A new U.N. report expresses concern about rising xenophobia and discrimination against migrants and refugees.
“Xenophobic and racist responses to refugees and migrants seem to be reaching new levels of stridency, frequency and public acceptance,” U.N. Secretary-General Ban Ki-moon says in the report released Monday.
Several countries in Europe have built fences or closed their borders to try to stem the flow of people fleeing war and poverty seeking entry into their countries.
The secretary-general warns that this growing trend, as well as the criminalizing of irregular migration, will not stop the outflows of people, but rather force them to take more risky routes and extreme measures.

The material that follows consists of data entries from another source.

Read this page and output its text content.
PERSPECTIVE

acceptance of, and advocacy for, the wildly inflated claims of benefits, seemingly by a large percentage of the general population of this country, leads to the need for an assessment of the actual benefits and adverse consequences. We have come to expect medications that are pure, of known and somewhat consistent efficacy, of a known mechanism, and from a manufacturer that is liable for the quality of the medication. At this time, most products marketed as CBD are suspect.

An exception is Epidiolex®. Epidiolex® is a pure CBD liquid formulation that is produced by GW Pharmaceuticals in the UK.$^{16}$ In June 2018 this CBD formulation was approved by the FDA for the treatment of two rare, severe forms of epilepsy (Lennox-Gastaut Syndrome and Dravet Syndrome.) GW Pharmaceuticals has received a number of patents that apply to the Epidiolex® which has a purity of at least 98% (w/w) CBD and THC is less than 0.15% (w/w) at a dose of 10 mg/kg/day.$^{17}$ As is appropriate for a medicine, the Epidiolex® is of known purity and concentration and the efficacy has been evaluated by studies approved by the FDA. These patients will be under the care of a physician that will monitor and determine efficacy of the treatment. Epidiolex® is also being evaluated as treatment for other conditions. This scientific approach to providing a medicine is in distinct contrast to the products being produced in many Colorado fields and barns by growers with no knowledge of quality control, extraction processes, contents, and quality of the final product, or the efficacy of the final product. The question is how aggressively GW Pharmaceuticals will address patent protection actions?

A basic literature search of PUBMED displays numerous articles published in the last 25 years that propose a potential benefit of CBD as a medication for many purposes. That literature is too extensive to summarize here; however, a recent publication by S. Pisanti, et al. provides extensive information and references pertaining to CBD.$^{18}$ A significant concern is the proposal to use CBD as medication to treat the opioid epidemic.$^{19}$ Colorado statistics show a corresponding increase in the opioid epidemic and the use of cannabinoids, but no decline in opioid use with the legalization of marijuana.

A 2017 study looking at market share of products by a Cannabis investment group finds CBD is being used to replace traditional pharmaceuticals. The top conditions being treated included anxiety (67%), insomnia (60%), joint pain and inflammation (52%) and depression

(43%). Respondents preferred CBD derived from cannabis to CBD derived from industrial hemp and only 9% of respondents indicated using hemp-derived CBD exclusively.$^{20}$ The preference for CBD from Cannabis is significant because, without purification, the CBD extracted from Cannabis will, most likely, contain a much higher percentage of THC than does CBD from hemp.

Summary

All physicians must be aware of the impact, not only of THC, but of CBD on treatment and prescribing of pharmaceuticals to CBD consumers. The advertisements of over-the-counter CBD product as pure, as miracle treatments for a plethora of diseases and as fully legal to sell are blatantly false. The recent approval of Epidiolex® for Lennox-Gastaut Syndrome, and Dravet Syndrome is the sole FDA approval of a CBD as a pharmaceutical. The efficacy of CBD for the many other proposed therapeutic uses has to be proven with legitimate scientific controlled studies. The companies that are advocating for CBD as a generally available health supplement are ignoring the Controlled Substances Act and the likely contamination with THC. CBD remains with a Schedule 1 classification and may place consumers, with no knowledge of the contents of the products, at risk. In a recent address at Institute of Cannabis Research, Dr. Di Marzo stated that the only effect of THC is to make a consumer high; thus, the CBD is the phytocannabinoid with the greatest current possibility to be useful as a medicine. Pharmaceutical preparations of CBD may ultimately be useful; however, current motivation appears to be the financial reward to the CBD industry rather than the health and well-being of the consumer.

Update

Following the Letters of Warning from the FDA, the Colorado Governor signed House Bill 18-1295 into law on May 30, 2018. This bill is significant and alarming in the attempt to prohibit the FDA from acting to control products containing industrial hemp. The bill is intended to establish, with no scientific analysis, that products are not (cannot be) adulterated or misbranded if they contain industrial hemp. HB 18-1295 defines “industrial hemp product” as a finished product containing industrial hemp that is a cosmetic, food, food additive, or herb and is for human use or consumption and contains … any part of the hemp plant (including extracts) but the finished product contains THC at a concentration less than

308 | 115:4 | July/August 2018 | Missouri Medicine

“Our interconnected world needs a dignified approach to human mobility rather than one built on closed borders and criminalization,” Ban writes.
Since January, the International Organization for Migration estimates that 184,546 migrants and refugees have entered Europe by sea, arriving in Italy, Greece, Cyprus and Spain. Such journeys are extremely dangerous, with some 1,357 people having died trying to cross the Mediterranean this year.
The U.N. says migration is here to stay, because of conflict, poverty, the impact of climate change, natural disasters and a growing youth population in need of jobs, and sustainable response is required.
Ban is urging countries to shift their policy and public discourse away from its current negative trend and toward the protection of refugees and migrants. He also emphasizes the need to address the root causes of mass migration, saying it must be the “cornerstone” of international efforts.
The U.N. wants countries to sign up to a “Global Compact” on a comprehensive refugee response by 2018 that focuses on the need for shared global responsibility in dealing with the issue.
The plan also calls on governments to resettle at least 10 percent of the world’s 19.6 million refugees annually.